HVAC Contractor Grows Training Operations

Upstate New York’s Isaac Heating & Air Conditioning enjoyed its role as a leading training provider well before last year. For the last several years, Isaac had been teaching 21 different courses to its employees, said Eric Knaak, Isaac executive vice president and general manager and ACCA board chairman.

HVAC Contractors Make Progress on Training Pledge.

ROOMS FOR IMPROVEMENT: Isaac Heating & Air’s new training and educational center features an array of classroom and equipment-specific hands-on spaces, along with conference and break rooms.

That range of courses in a 2,500-square-foot space represents an operation many contractors would gladly aspire to host. However, the transition to a new 30,000-square-foot Isaac Technical and Education Center (ITEC) brings with it a new spectrum of opportunity. For one thing, it has allowed Isaac to open the offerings to HVAC professionals outside the company.

Knaak explained that another byproduct is the ability to give more spaces their own dedicated focus.

“We now have several different labs that include heating, air conditioning, hydronics, hot water, generators, electrical, and plumbing, and we are just getting started on construction technologies.”

With that infrastructure coming on line, Isaac committed to 1,500 training opportunities for the pledge at the White House.
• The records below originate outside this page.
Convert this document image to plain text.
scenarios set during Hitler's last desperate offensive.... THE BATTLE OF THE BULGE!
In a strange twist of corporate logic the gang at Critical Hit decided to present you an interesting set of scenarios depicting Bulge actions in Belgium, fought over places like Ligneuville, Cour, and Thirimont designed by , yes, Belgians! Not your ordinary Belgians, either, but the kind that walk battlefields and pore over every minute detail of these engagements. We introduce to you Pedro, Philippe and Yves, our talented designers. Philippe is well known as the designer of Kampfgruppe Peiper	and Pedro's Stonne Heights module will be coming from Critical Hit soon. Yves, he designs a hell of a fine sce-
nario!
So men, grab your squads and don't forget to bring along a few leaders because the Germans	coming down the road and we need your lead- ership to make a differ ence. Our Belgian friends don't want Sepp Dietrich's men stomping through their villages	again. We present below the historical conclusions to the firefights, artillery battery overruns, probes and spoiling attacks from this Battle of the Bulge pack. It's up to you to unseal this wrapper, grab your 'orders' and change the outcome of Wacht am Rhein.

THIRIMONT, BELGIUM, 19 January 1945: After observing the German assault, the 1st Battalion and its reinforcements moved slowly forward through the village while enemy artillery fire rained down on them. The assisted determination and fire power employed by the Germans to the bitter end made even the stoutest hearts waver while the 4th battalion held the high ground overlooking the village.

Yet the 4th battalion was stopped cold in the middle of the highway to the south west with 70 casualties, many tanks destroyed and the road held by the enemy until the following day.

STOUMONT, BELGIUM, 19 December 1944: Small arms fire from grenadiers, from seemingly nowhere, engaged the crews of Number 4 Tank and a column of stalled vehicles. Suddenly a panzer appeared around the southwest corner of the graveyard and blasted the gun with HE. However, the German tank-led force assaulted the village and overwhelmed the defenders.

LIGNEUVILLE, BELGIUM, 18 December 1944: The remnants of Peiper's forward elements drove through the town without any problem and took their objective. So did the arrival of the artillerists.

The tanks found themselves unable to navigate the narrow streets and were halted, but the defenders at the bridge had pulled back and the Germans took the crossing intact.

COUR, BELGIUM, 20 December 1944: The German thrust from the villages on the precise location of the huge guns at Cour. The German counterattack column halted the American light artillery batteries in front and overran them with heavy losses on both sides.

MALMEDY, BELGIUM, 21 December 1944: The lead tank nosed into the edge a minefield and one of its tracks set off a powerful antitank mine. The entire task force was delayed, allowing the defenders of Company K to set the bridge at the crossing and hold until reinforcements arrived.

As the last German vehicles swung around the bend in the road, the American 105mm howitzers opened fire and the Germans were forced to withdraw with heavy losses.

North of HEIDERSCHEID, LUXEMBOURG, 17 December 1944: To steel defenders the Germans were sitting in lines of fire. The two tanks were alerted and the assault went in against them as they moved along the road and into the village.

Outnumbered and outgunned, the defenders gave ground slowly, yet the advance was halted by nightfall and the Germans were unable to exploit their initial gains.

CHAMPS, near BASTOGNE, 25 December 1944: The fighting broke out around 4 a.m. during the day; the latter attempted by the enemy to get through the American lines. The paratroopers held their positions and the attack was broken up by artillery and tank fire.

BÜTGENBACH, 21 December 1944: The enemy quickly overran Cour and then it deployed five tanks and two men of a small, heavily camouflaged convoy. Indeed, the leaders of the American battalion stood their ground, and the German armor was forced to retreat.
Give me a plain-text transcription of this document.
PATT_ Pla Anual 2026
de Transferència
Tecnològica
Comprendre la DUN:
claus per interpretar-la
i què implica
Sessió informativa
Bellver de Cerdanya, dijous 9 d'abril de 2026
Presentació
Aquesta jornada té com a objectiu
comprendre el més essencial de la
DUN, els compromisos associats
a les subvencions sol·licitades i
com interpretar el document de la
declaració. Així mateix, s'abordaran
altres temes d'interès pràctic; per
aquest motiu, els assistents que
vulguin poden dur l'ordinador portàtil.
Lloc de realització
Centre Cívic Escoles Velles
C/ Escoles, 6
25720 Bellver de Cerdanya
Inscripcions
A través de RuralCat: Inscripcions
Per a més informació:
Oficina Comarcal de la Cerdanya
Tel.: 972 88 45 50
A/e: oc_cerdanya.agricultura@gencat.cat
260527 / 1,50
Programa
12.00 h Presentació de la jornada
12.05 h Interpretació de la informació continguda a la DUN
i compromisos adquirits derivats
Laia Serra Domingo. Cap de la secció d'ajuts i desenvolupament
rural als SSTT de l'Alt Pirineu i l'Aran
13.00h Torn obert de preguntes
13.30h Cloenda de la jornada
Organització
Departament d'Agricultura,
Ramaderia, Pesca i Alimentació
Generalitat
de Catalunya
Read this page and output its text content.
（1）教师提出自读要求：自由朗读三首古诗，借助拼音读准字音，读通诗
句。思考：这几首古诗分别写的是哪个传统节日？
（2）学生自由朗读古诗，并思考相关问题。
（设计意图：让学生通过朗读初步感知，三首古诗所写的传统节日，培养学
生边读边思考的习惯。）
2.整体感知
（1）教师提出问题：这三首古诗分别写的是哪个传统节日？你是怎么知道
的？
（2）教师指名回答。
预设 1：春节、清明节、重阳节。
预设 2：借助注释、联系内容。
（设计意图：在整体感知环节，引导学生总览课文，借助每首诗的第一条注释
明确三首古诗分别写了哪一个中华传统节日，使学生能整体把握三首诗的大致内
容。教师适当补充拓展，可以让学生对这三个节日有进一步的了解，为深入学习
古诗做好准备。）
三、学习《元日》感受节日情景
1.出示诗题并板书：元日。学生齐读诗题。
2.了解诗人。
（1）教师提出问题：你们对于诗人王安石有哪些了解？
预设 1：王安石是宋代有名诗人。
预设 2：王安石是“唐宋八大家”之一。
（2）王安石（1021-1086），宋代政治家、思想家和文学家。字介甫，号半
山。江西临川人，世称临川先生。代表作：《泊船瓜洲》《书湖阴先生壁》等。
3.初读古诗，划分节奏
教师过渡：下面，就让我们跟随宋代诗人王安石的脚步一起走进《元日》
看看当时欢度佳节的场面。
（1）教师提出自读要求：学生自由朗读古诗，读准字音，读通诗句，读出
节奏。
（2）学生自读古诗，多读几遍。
One hundred people received training last year.

“The new program is just now getting up and running,” Knaak said, “but as the year goes on, that number could easily reach 300 to 500 per year.”

Of course, classrooms, conference rooms, and reception area only set the stage. The team has to be ready to teach.

“We have added a coordinator, a director/lead instructor, a full-time instructor, and a part-time instructor to be converted to full-time, along with a few adjuncts,” Knaak recounted.

With that degree of investment, Knaak estimates the company will spend in excess of $1 million on training this year. The remaining imperative is to fill up those seats. A new, dedicated recruiter liaison seems to be paying dividends.

“The response from the community has been huge,” said Knaak, citing interest from schools, local workforce development programs, and other organizations. Other employers are indeed inquiring about Isaac’s new training resources. In short, “a lot has gone very well.”

However, Knaak advised that even for a program built up over 20 years, patience is still required.

“The process takes time,” he said,” in order to develop the necessary relationships.”